Open-Source Framework Runs a 400B LLM on iPhone 17 Pro
A 400-billion-parameter language model running on a smartphone sounds like a benchmark from five years in the future. ANEMLL just made it happen today.
The open-source project — short for Artificial Neural Engine Machine Learning Library — posted a video on Sunday showing a 400B model running entirely on an iPhone 17 Pro, hitting 0.6 tokens per second. That's slow by data-center standards, but it's real inference, on-device, with no cloud call.
How it works
The trick is architecture: the model is a Mixture of Experts (MoE), which only activates a fraction of its parameters during any given forward pass. ANEMLL reads the needed expert weights from local storage on a per-token basis, trading latency for feasibility. The iPhone 17 Pro's hardware matters too — it launched with roughly 50% more RAM and double the neural-engine inference throughput compared to its predecessor.
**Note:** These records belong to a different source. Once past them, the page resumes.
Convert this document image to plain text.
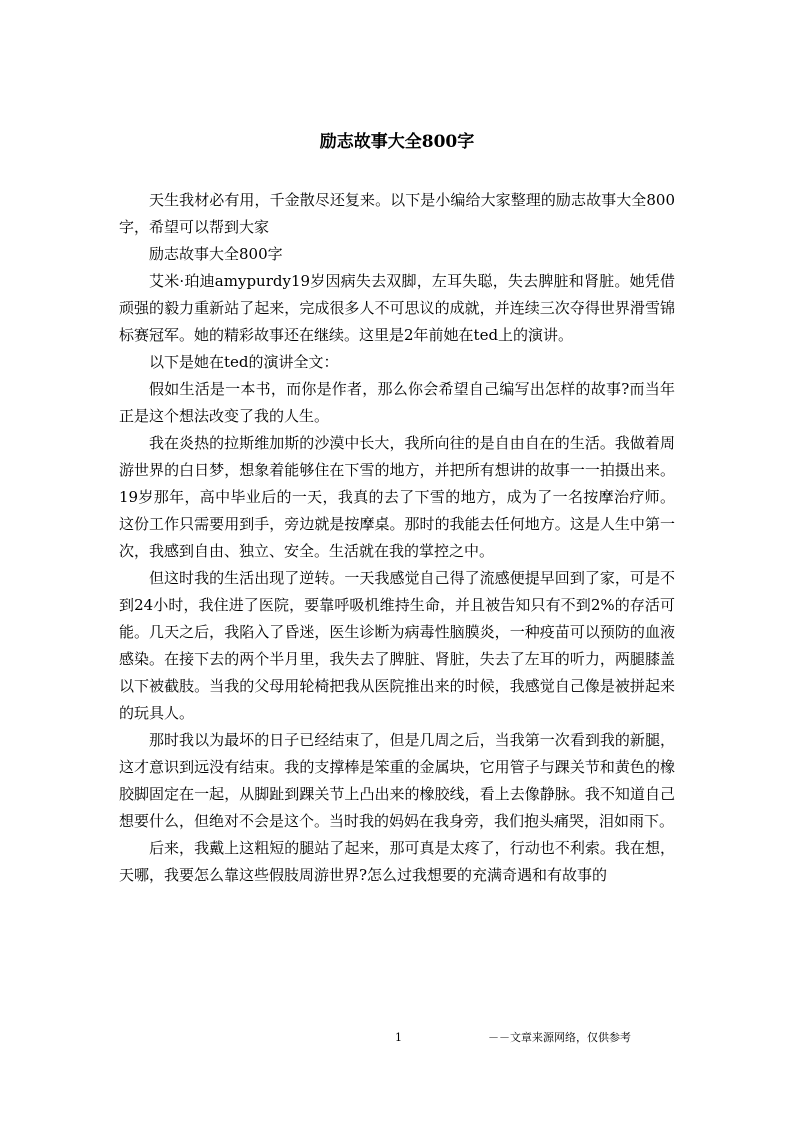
励志故事大全800字

天生我材必有用，千金散尽还复来。以下是小编给大家整理的励志故事大全800字，希望可以帮到大家

励志故事大全800字

艾米·珀迪amypurdy19岁因病失去双脚，左耳失聪，失去脾脏和肾脏。她凭借顽强的毅力重新站了起来，完成很多人不可思议的成就，并连续三次夺得世界滑雪锦标赛冠军。她的精彩故事还在继续。这里是2年前她在ted上的演讲。

以下是她在ted的演讲全文：

假如生活是一本书，而你是作者，那么你会希望自己编写出怎样的故事?而当年正是这个想法改变了我的人生。

我在炎热的拉斯维加斯的沙漠中长大，我所向往的是自由自在的生活。我做着周游世界的白日梦，想象着能够住在下雪的地方，并把所有想讲的故事一一拍摄出来。19岁那年，高中毕业后的一天，我真的去了下雪的地方，成为了一名按摩治疗师。这份工作只需要用到手，旁边就是按摩桌。那时的我能去任何地方。这是人生中第一次，我感到自由、独立、安全。生活就在我的掌控之中。

但这时我的生活出现了逆转。一天我感觉自己得了流感便提早回到了家，可是不到24小时，我住进了医院，要靠呼吸机维持生命，并且被告知只有不到2%的存活可能。几天之后，我陷入了昏迷，医生诊断为病毒性脑膜炎，一种疫苗可以预防的血液感染。在接下去的两个半月里，我失去了脾脏、肾脏，失去了左耳的听力，两腿膝盖以下被截肢。当我的父母用轮椅把我从医院推出来的时候，我感觉自己像是被拼起来的玩具人。

那时我以为最坏的日子已经结束了，但是几周之后，当我第一次看到我的新腿，这才意识到远没有结束。我的支撑棒是笨重的金属块，它用管子与踝关节和黄色的橡胶脚固定在一起，从脚趾到踝关节上凸出来的橡胶线，看上去像静脉。我不知道自己想要什么，但绝对不会是这个。当时我的妈妈在我身旁，我们抱头痛哭，泪如雨下。

后来，我戴上这粗短的腿站了起来，那可真是太疼了，行动也不利索。我在想，天哪，我要怎么靠这些假肢周游世界?怎么过我想要的充满奇遇和有故事的

1	－－文章来源网络，仅供参考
ANEMLL converts standard Hugging Face models into CoreML format optimized for Apple's ANE hardware. The project supports LLaMA, Qwen, Qwen 2.5, and Gemma 3 architectures, with a TestFlight beta app available for iOS and macOS.
Why it matters
Even at 0.6 t/s, this is a proof of concept that reframes what "on-device AI" means. The privacy implications are significant: a frontier-class model running locally means no data leaves the phone. As MoE efficiency and Apple silicon keep improving, the gap between mobile and cloud inference will keep shrinking.
The demo is trending on Hacker News, where engineers debate whether it's primarily a hardware feat or a software one. The answer appears to be both.